Ох, кажется, прав малец – и руку-то я сильно ушибла, и спину тянет, и на затылке, видать, кожу свезла, вон как жжет. И понесло же меня к этой поленнице, чтоб ее в Изнанку!

– Вёльма, не дури. Куда тебе в путь, если встать не можешь?

Я хотела было ответить, что могу, но в голове как завертелось...

– Оооох, – выдохнула только.

– Милан, беги за матерью.

– Не надо...

– Молчи, Вёльма, – проговорил Арьяр, поднимая меня на руки, – Сказано, девки-дуры...

Возражать я не стала. Дура и есть, чего уж там.

А вот к знахарке не пойду и все тут. Стыдно сказать, а ведь с детства не люблю их, травниц этих. Всегда они косо на меня смотрели да слова страшные говорили. Мол, сила в тебе темная, простым людям недоступная, не смогут они твоей сути принять, сторониться будут. И не деться мне было никуда от этих намеков и слов злых.

Какая же во мне сила темная? Да я и обычной-то не имею. Говорил отец, правда, что прабабка его жрицей ушедшей богини была, чарами владела да духов вызывать могла. Только то давно было. А я что? Девка глупая, ничему не обученная. Нет во мне сил никаких.

Внес меня Арьяр в горницу, на лавку усадил, велел не двигаться. Заряна сразу же заохала, захлопотала вокруг меня. Стала мокрую тряпицу ко лбу прикладывать. Милана за знахаркой послали, а он и рад был уйти – не на меня же смотреть.

Сколько времени прошло, не скажу, только мне лучше стало. Боль утихать стала, взор прояснился, только рука заныла с новой силой.

– И как же ты так упала? – вздохнула Заряна, разочарованно глядя на меня серыми тусклыми глазами.
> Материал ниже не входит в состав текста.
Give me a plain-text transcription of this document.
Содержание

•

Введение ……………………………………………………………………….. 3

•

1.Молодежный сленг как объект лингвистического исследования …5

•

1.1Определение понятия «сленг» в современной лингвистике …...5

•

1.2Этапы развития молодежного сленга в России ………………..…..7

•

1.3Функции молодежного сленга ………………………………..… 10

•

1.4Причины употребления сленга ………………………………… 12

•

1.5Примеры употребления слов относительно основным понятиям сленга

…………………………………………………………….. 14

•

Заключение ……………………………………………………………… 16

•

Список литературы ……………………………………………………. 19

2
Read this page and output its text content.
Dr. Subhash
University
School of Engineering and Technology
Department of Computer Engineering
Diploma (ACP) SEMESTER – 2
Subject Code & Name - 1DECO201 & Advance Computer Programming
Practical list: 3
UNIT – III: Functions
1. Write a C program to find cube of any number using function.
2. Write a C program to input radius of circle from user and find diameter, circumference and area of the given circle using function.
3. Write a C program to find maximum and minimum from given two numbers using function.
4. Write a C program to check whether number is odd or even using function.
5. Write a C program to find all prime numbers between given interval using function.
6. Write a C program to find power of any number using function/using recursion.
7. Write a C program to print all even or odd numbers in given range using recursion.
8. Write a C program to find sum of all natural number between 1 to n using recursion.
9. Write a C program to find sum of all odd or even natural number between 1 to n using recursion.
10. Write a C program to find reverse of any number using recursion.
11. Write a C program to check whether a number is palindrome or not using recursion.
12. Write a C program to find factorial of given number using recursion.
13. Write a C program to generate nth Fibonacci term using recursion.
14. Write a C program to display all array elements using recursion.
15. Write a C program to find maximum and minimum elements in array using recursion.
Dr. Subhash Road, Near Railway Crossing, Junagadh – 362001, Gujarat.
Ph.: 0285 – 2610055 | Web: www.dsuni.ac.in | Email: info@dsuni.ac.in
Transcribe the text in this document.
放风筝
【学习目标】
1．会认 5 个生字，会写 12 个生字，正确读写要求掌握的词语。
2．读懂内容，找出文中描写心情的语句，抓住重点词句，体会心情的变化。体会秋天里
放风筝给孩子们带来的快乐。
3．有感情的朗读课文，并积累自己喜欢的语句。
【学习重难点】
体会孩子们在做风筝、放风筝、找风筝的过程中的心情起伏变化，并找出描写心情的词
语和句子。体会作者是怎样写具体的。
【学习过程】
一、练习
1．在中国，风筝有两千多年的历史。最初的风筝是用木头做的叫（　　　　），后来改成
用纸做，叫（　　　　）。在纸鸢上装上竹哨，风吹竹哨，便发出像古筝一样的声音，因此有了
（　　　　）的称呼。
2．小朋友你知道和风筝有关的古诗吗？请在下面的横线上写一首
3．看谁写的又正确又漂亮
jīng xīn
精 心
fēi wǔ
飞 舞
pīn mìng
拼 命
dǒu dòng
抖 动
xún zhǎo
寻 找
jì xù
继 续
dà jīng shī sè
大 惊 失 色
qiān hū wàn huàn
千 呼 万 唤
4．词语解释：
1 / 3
Сразу ясно, что падение мое ей поперек горла. Вдруг, чего приключится и тогда придется хозяйке незваную гостью терпеть в доме своем.

А я что? Уйти бы рада, да не могу!

– А Вёльма на месте не усидела, вот и схлопотала за это, – усмехнулся Арьяр. Видать понял, чего к поленнице полезла.

А я вот краснеть не стану. Любая девка на моем месте не поленилась по росе пройтись да притаиться, чтоб за Арьяром понаблюдать. Другая бы еще и разговор завела да предложила рубаху заштопать. Это я, неумеха, с иглой да котелком не дружу, а иные везде мастерицы.

Ох, как голова гудит... от боли да переживаний время нитью бесконечной тянется. Идешь, мнится, за клубком, а он все не кончается, тянется и тянется окаянный.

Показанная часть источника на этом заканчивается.